Being defined by disability not by value

Just the other day, I was asked about the sort of reaction people get when their disability gets to the stage that they have to give up a work and then try to get employment that they could manage.

The question I was asked was: “Am I correct in thinking that many people who have to stop working due to their disability end up being defined by their illness rather than the value they can create elsewhere?”

Sadly, in my experience, the answer is a resounding ‘yes’.

Thinking back to November 2006, my condition made it impossible for me to continue doing the job I had at the time. So I decided to seek alternative employment but came against a brick wall – all because I had already been diagnosed with multiple sclerosis.

Not that I was turned down because of my disability. Perish the thought! That would have been illegal in the UK as it is in many countries. You see it would have broken the laws designed to protect those of us with disabilities; protect us from discrimination.

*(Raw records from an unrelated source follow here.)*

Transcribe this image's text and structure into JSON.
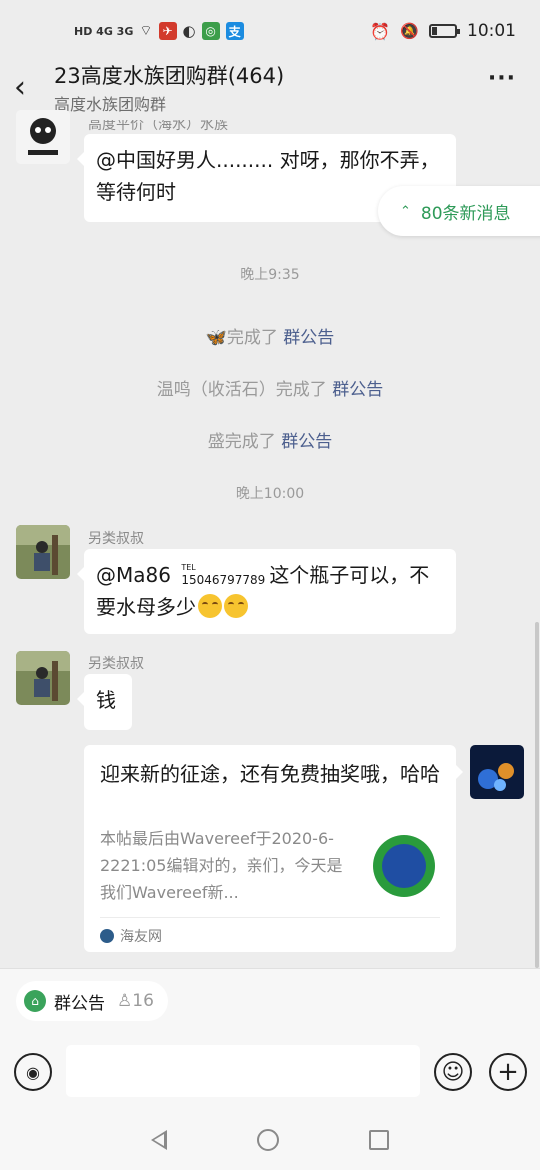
{
  "status_bar": {
    "network": "HD 4G 3G",
    "time": "10:01",
    "battery_level": 0.2
  },
  "header": {
    "title": "23高度水族团购群(464)",
    "subtitle": "高度水族团购群",
    "more": "···"
  },
  "new_messages": "80条新消息",
  "messages": {
    "m1": {
      "sender": "高度平价（海水）水族",
      "text": "@中国好男人......... 对呀，那你不弄，等待何时"
    },
    "time1": "晚上9:35",
    "system": [
      {
        "prefix": "",
        "action": "完成了 ",
        "link": "群公告"
      },
      {
        "prefix": "温鸣（收活石）",
        "action": "完成了 ",
        "link": "群公告"
      },
      {
        "prefix": "盛",
        "action": "完成了 ",
        "link": "群公告"
      }
    ],
    "time2": "晚上10:00",
    "m2": {
      "sender": "另类叔叔",
      "mention": "@Ma86",
      "tel_label": "TEL",
      "phone": "15046797789",
      "text": "这个瓶子可以，不要水母多少"
    },
    "m3": {
      "sender": "另类叔叔",
      "text": "钱"
    },
    "card": {
      "title": "迎来新的征途，还有免费抽奖哦，哈哈",
      "desc": "本帖最后由Wavereef于2020-6-2221:05编辑对的，亲们，今天是我们Wavereef新...",
      "source": "海友网"
    }
  },
  "bottom": {
    "notice_label": "群公告",
    "people_count": "16"
  }
}
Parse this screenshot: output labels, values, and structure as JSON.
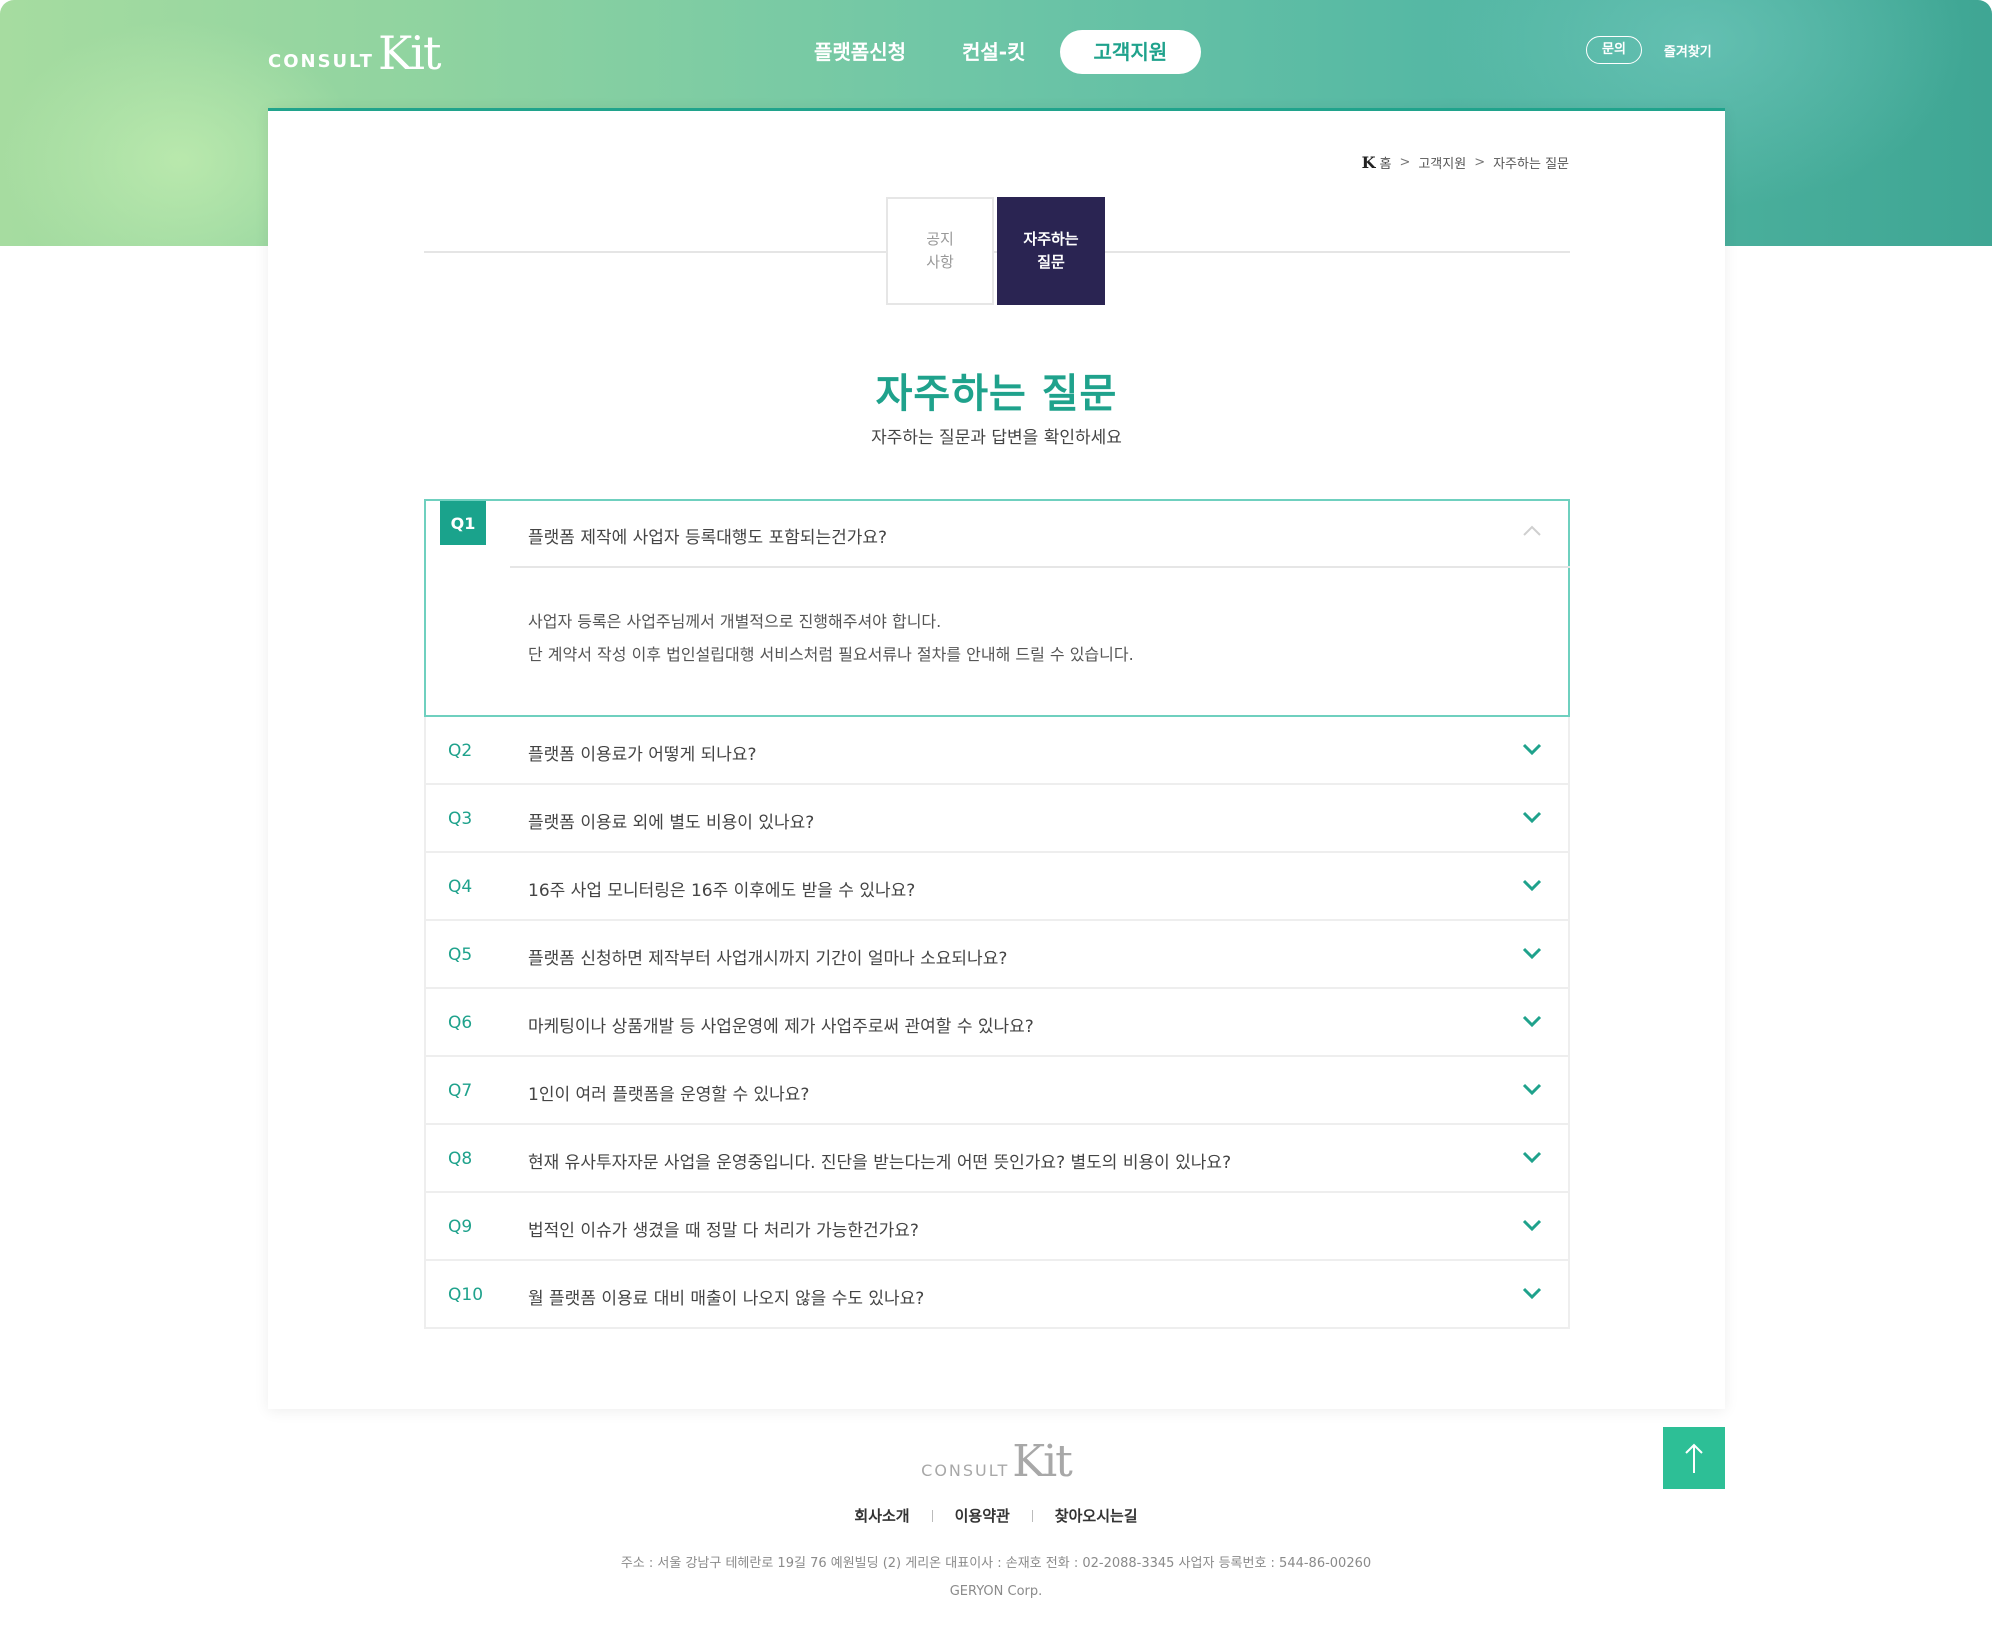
{
  "header": {
    "logo": {
      "consult": "CONSULT",
      "kit": "Kit"
    },
    "nav": [
      {
        "label": "플랫폼신청"
      },
      {
        "label": "컨설-킷"
      },
      {
        "label": "고객지원"
      }
    ],
    "util": {
      "inquiry": "문의",
      "favorites": "즐겨찾기"
    }
  },
  "breadcrumb": {
    "mark": "K",
    "items": [
      "홈",
      "고객지원",
      "자주하는 질문"
    ],
    "separator": ">"
  },
  "tabs": [
    {
      "label": "공지\n사항",
      "active": false
    },
    {
      "label": "자주하는\n질문",
      "active": true
    }
  ],
  "page": {
    "title": "자주하는 질문",
    "subtitle": "자주하는 질문과 답변을 확인하세요"
  },
  "faq": [
    {
      "num": "Q1",
      "question": "플랫폼 제작에 사업자 등록대행도 포함되는건가요?",
      "open": true,
      "answer": [
        "사업자 등록은 사업주님께서 개별적으로 진행해주셔야 합니다.",
        "단 계약서 작성 이후 법인설립대행 서비스처럼 필요서류나 절차를 안내해 드릴 수 있습니다."
      ]
    },
    {
      "num": "Q2",
      "question": "플랫폼 이용료가 어떻게 되나요?",
      "open": false
    },
    {
      "num": "Q3",
      "question": "플랫폼 이용료 외에 별도 비용이 있나요?",
      "open": false
    },
    {
      "num": "Q4",
      "question": "16주 사업 모니터링은 16주 이후에도 받을 수 있나요?",
      "open": false
    },
    {
      "num": "Q5",
      "question": "플랫폼 신청하면 제작부터 사업개시까지 기간이 얼마나 소요되나요?",
      "open": false
    },
    {
      "num": "Q6",
      "question": "마케팅이나 상품개발 등 사업운영에 제가 사업주로써 관여할 수 있나요?",
      "open": false
    },
    {
      "num": "Q7",
      "question": "1인이 여러 플랫폼을 운영할 수 있나요?",
      "open": false
    },
    {
      "num": "Q8",
      "question": "현재 유사투자자문 사업을 운영중입니다. 진단을 받는다는게 어떤 뜻인가요? 별도의 비용이 있나요?",
      "open": false
    },
    {
      "num": "Q9",
      "question": "법적인 이슈가 생겼을 때 정말 다 처리가 가능한건가요?",
      "open": false
    },
    {
      "num": "Q10",
      "question": "월 플랫폼 이용료 대비 매출이 나오지 않을 수도 있나요?",
      "open": false
    }
  ],
  "footer": {
    "logo": {
      "consult": "CONSULT",
      "kit": "Kit"
    },
    "links": [
      "회사소개",
      "이용약관",
      "찾아오시는길"
    ],
    "info": "주소 : 서울 강남구 테헤란로 19길 76 예원빌딩 (2) 게리온    대표이사 : 손재호    전화 : 02-2088-3345    사업자 등록번호 : 544-86-00260",
    "corp": "GERYON Corp."
  },
  "colors": {
    "accent": "#1fa28c",
    "tab_active_bg": "#2a2452",
    "top_button": "#2dbf96",
    "open_border": "#6fd0bf"
  },
  "icons": {
    "chevron_down": "chevron-down-icon",
    "chevron_up": "chevron-up-icon",
    "arrow_up": "arrow-up-icon"
  }
}
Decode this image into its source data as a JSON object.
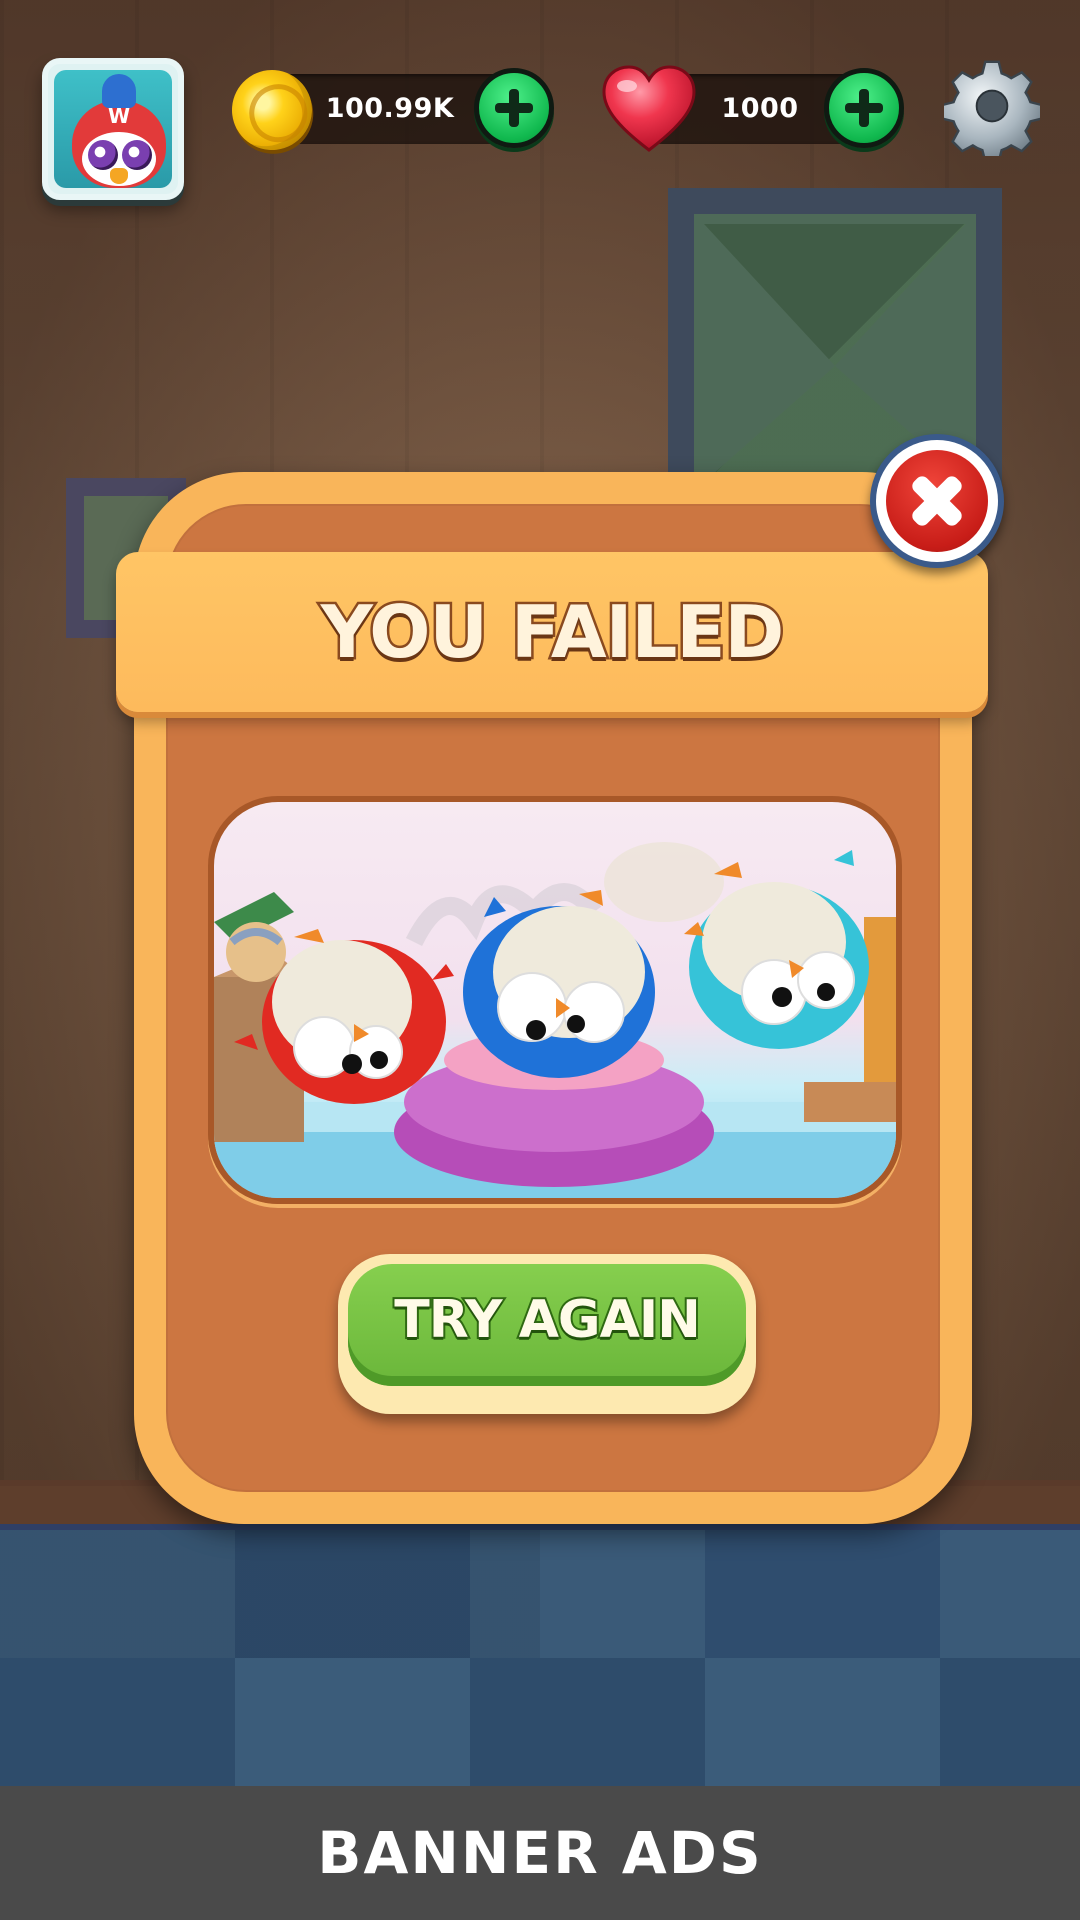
{
  "hud": {
    "coins": {
      "value": "100.99K",
      "icon": "coin-icon",
      "add_icon": "plus-icon"
    },
    "lives": {
      "value": "1000",
      "icon": "heart-icon",
      "add_icon": "plus-icon"
    },
    "settings_icon": "gear-icon",
    "avatar_icon": "bird-avatar-icon",
    "avatar_letter": "W"
  },
  "dialog": {
    "title": "YOU FAILED",
    "close_icon": "close-icon",
    "preview_icon": "three-plush-birds-scene",
    "try_again_label": "TRY AGAIN"
  },
  "banner": {
    "label": "BANNER ADS"
  },
  "colors": {
    "dialog_outer": "#f9b55a",
    "dialog_inner": "#cc7641",
    "try_again_green": "#6ab63a",
    "close_red": "#c81d18",
    "plus_green": "#10b84e",
    "banner_bg": "#4a4a4a"
  }
}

But that, of course, was never the stated reason.

In cases where I was not asked medical questions, I did not mention it. In one case I reached the final shortlist of three before the potential employer gave out medical questionnaires. Answering them all honestly resulted in me being told that one of the other candidates had been given the job.

equal-opportunityThen there were those companies where the personnel department sent out an ‘equal opportunities’ form to be completed and returned with the application form. Ostensibly this is because, they say, they want to ensure that they employ a cross-section of society – including people with disabilities. Strangely, or maybe not, those companies didn’t even offer me an interview.

I recounted this to the jobs adviser I was assigned at the local jobcentre, a part of what is now the Department of Work and Pensions. Her response was to tell me to apply for disability benefit, meaning that I no longer needed to look for work. And, of course, it meant the number of unemployed was reduced by one.

That’s my story and yet similar tales could be told many thousands of times as potential employers only pay lip service to anti-discrimination legislation. And by just being careful not to incriminate themselves they just waltz around the laws.

Well, it’s not quite the end of my story.  I have always fought against being defined by my disability  and now, thanks to Multiple Sclerosis News Today publishing my articles, I have reclaimed my value.